All of us who have arrived at years of discretion—had Methuselah?—have had a suspicion for some time that this is not the same world we were born into. Such a looking-over-the-shoulder as the writer has just indulged in brightens the dim suspicion into certainty. It is a grander world, with grander needs and agencies to match. The little iron wheels have trundled the big wooden wheels out of the way. The dear old Concord coaches of the past are driven to the confines of civilization. Jehu has swung himself down from his box, thrust the butt end of his whip-stock into the tin horn's mouth, hung them up on a nail behind the door, and died.
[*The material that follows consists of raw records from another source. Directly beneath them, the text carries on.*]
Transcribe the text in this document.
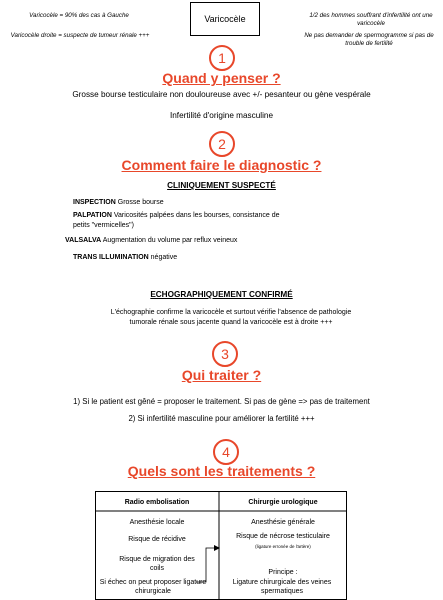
Varicocèle = 90% des cas à Gauche
Varicocèle droite = suspecte de tumeur rénale +++
Varicocèle	1/2 des hommes souffrant d'infertilité ont une varicocèle
Ne pas demander de spermogramme si pas de trouble de fertilité
1
Quand y penser ?
Grosse bourse testiculaire non douloureuse avec +/- pesanteur ou gène vespérale
Infertilité d'origine masculine
2
Comment faire le diagnostic ?
CLINIQUEMENT SUSPECTÉ
INSPECTION Grosse bourse
PALPATION Varicosités palpées dans les bourses, consistance de petits "vermicelles")
VALSALVA Augmentation du volume par reflux veineux
TRANS ILLUMINATION négative
ECHOGRAPHIQUEMENT CONFIRMÉ
L'échographie confirme la varicocèle et surtout vérifie l'absence de pathologie tumorale rénale sous jacente quand la varicocèle est à droite +++
3
Qui traiter ?
1) Si le patient est gêné = proposer le traitement. Si pas de gène => pas de traitement
2) Si infertilité masculine pour améliorer la fertilité +++
4
Quels sont les traitements ?
Radio embolisation	Chirurgie urologique
Anesthésie locale
Risque de récidive
Risque de migration des coils
Si échec on peut proposer ligature chirurgicale
Anesthésie générale
Risque de nécrose testiculaire
(ligature erronée de l'artère)
Principe :
Ligature chirurgicale des veines spermatiques
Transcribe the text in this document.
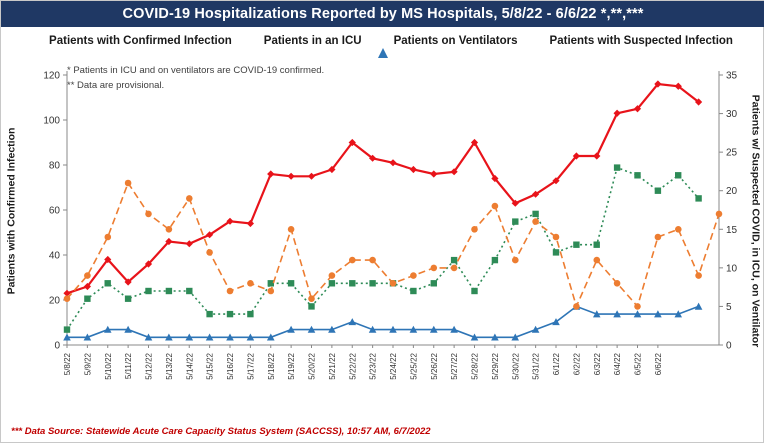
COVID-19 Hospitalizations Reported by MS Hospitals, 5/8/22 - 6/6/22 *,**,***
Patients with Confirmed Infection	Patients in an ICU	Patients on Ventilators	Patients with Suspected Infection
* Patients in ICU and on ventilators are COVID-19 confirmed.
** Data are provisional.
Patients with Confirmed Infection	Patients w/ Suspected COVID, in ICU, on Ventilator
0
20
40
60
80
100
120
0
5
10
15
20
25
30
35
5/8/22 5/9/22 5/10/22 5/11/22 5/12/22 5/13/22 5/14/22 5/15/22 5/16/22 5/17/22 5/18/22 5/19/22 5/20/22 5/21/22 5/22/22 5/23/22 5/24/22 5/25/22 5/26/22 5/27/22 5/28/22 5/29/22 5/30/22 5/31/22 6/1/22 6/2/22 6/3/22 6/4/22 6/5/22 6/6/22
*** Data Source: Statewide Acute Care Capacity Status System (SACCSS), 10:57 AM, 6/7/2022
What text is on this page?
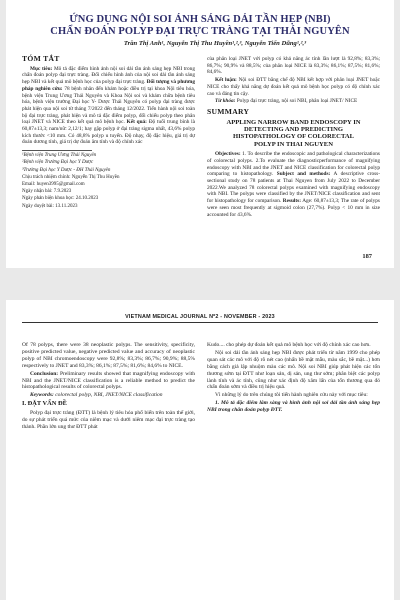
ỨNG DỤNG NỘI SOI ÁNH SÁNG DẢI TẦN HẸP (NBI)
CHẨN ĐOÁN POLYP ĐẠI TRỰC TRÀNG TẠI THÁI NGUYÊN
Trần Thị Anh¹, Nguyễn Thị Thu Huyền¹,²,³, Nguyễn Tiến Dũng¹,²,³
TÓM TẮT

Mục tiêu: Mô tả đặc điểm hình ảnh nội soi dải tần ánh sáng hẹp NBI trong chẩn đoán polyp đại trực tràng. Đối chiếu hình ảnh của nội soi dải tần ánh sáng hẹp NBI và kết quả mô bệnh học của polyp đại trực tràng. Đối tượng và phương pháp nghiên cứu: 78 bệnh nhân đến khám hoặc điều trị tại khoa Nội tiêu hóa, bệnh viện Trung Ương Thái Nguyên và Khoa Nội soi và khám chữa bệnh tiêu hóa, bệnh viện trường Đại học Y- Dược Thái Nguyên có polyp đại tràng được phát hiện qua nội soi từ tháng 7/2022 đến tháng 12/2022. Tiến hành nội soi toàn bộ đại trực tràng, phát hiện và mô tả đặc điểm polyp, đối chiếu polyp theo phân loại JNET và NICE theo kết quả mô bệnh học. Kết quả: Độ tuổi trung bình là 60,87±13,3; nam/nữ: 2,12/1; hay gặp polyp ở đại tràng sigma nhất, 43,6% polyp kích thước <10 mm. Có 48,8% polyp u tuyến. Độ nhạy, độ đặc hiệu, giá trị dự đoán dương tính, giá trị dự đoán âm tính và độ chính xác

¹Bệnh viện Trung Ương Thái Nguyên

²Bệnh viện Trường Đại học Y Dược

³Trường Đại học Y Dược - ĐH Thái Nguyên

Chịu trách nhiệm chính: Nguyễn Thị Thu Huyền

Email: huyen3995@gmail.com

Ngày nhận bài: 7.9.2023

Ngày phản biện khoa học: 24.10.2023

Ngày duyệt bài: 13.11.2023

của phân loại JNET với polyp có khả năng ác tính lần lượt là 92,8%; 83,3%; 86,7%; 90,9% và 88,5%; của phân loại NICE là 83,3%; 86,1%; 87,5%; 81,6%; 84,6%.

Kết luận: Nội soi ĐTT bằng chế độ NBI kết hợp với phân loại JNET hoặc NICE cho thấy khả năng dự đoán kết quả mô bệnh học polyp có độ chính xác cao và đáng tin cậy.

Từ khóa: Polyp đại trực tràng, nội soi NBI, phân loại JNET/ NICE

SUMMARY
APPLING NARROW BAND ENDOSCOPY IN
DETECTING AND PREDICTING
HISTOPATHOLOGY OF COLORECTAL
POLYP IN THAI NGUYEN

Objectives: 1. To describe the endoscopic and pathological characterizations of colorectal polyps. 2.To evaluate the diagnosticperformance of magnifying endoscopy with NBI and the JNET and NICE classification for colorectal polyp comparing to histopathology. Subject and methods: A descriptive cross-sectional study on 78 patients at Thai Nguyen from July 2022 to December 2022.We analyzed 78 colorectal polyps examined with magnifying endoscopy with NBI. The polyps were classified by the JNET/NICE classification and sent for histopathology for comparison. Results: Age: 60,87±13,3; The rate of polyps were seen most frequently at sigmoid colon (27,7%). Polyp < 10 mm in size accounted for 43,6%.

187
VIETNAM MEDICAL JOURNAL Nº2 - NOVEMBER - 2023

Of 78 polyps, there were 38 neoplastic polyps. The sensitivity, specificity, positive predicted value, negative predicted value and accuracy of neoplastic polyp of NBI chromoendoscopy were 92,8%; 83,3%; 86,7%; 90,9%; 88,5% respectively to JNET and 83,3%; 86,1%; 87,5%; 81,6%; 84,6% to NICE.

Conclusion: Preliminary results showed that magnifying endoscopy with NBI and the JNET/NICE classification is a reliable method to predict the histopathological results of colorectal polyps.

Keywords: colorectal polyp, NBI, JNET/NICE classification

I. ĐẶT VẤN ĐỀ

Polyp đại trực tràng (ĐTT) là bệnh lý tiêu hóa phổ biến trên toàn thế giới, do sự phát triển quá mức của niêm mạc và dưới niêm mạc đại trực tràng tạo thành. Phần lớn ung thư ĐTT phát

Kudo.... cho phép dự đoán kết quả mô bệnh học với độ chính xác cao hơn.

Nội soi dải tần ánh sáng hẹp NBI được phát triển từ năm 1999 cho phép quan sát các mô với độ rõ nét cao (nhấn bề mặt mẫu, màu sắc, bề mặt...) hơn bằng cách giả lập nhuộm màu các mô. Nội soi NBI giúp phát hiện các tổn thương sớm tại ĐTT như loạn sản, dị sản, ung thư sớm; phân biệt các polyp lành tính và ác tính, cũng như xác định độ xâm lấn của tổn thương qua đó chẩn đoán sớm và điều trị hiệu quả.

Vì những lý do trên chúng tôi tiến hành nghiên cứu này với mục tiêu:

1. Mô tả đặc điểm lâm sàng và hình ảnh nội soi dải tần ánh sáng hẹp NBI trong chẩn đoán polyp ĐTT.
The swallows flash in and out at the diamond lights in the old stage barn, its only occupants.

I visited Fort Scott a while ago—Fort Scott, Kansas, that wonderful bit of metropolitan vigor in the wilderness. The Missouri, Kansas and Texas Railroad had reached it, and gone on to the Indian country. It had been a grand center for radiating stage lines, and the day the stages were to break up camp at Fort Scott and go deeper into Kansas, farther into Missouri, somebody, who had caught the sentiment of the thing, proposed that all the coaches should be grouped in one place, and a photographer should train his piece of small artillery upon them, and so they should be "taken." The picture is before me. The four-in-hands, the great coaches, the snug covered hacks for the cross cuts, the drivers in position, drivers and stages alike "all full inside," and a sprinkling of deck passengers. It was the work of an instant; the coaches were emptied and wheeled away, to be seen and heard and welcomed and looked after in Fort Scott no more.